Because people who are against vaccines often claim that vaccines increase risk of autism in children, they’re now applying this principle to their pets.
“Autism could very well occur in dogs,” Jennifer Coates, DVM, writes on PetMD.com. “But, it’s important to acknowledge that until more research is done, reaching a definitive diagnosis in an individual dog is anything but straightforward. Our understanding of typical and atypical canine behavior is simply too limited. Also, a number of other difficult-to-diagnose canine conditions (e.g., anxiety disorders and pain) can cause clinical signs similar to those associated with autism. Therefore, in all but a few exceptional cases, like the Bull Terriers mentioned above, the best veterinarians and owners can do for now is to say a dog might have autism.”
Meanwhile internet readers have a lot to say about this issue. Here are some comments shared on Mail Online:
“I think my dog has autism. Has terrible social skills (like barking up strangers and farting a lot) and has this repetitive behavior concerning her tail – she keeps flapping it. Wish I never got her vaccinated.”
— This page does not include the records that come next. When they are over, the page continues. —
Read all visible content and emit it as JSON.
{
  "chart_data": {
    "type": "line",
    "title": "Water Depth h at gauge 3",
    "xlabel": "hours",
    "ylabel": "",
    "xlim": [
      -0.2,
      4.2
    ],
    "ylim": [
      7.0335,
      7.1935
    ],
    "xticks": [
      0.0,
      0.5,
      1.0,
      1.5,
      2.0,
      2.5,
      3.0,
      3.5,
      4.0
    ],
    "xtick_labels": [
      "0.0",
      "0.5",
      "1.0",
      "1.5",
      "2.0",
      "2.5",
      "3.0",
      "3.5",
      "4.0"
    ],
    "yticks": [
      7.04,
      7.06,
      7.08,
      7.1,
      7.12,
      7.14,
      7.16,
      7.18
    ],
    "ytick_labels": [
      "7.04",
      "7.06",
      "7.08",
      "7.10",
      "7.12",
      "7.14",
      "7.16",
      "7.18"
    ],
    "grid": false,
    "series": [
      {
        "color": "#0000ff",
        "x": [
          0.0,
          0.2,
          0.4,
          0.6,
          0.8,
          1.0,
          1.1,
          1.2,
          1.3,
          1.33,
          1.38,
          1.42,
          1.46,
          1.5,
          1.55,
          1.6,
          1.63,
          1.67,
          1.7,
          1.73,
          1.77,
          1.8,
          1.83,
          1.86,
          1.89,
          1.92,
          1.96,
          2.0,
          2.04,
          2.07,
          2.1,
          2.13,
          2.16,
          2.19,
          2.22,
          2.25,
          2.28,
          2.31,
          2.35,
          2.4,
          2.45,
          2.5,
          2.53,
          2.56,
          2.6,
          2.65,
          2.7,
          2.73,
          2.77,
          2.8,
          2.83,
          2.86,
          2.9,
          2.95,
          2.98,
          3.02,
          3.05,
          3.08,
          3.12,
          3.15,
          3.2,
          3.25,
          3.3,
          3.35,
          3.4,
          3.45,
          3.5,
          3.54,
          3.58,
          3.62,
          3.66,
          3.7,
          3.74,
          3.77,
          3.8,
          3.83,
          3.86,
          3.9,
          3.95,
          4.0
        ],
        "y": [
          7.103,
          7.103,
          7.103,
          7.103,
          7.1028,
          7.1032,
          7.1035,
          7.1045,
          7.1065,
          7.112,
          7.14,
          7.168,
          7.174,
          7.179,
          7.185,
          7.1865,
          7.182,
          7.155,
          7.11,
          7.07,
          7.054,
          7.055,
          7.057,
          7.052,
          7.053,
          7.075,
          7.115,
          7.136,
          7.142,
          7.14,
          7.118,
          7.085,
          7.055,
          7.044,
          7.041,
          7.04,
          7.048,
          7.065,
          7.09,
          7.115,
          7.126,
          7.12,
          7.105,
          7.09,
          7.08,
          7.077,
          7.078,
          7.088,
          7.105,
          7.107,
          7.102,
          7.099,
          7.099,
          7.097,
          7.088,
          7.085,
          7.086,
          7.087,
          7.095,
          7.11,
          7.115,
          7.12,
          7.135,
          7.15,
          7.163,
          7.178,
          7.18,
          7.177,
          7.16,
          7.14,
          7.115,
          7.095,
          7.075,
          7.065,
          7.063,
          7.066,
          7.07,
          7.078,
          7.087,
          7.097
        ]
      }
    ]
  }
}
“Because you’d rather your pup get parvo than make believe doggie autism. Right. Our ability to vaccinate ourselves (and our pets) is one of the greatest achievements in all of human history. These anti-vaxxers should be ashamed– putting others at risk for their bogus, unfounded beliefs. Despicable.”
Do you think dogs can have autism? Do vaccines increase risk of autism?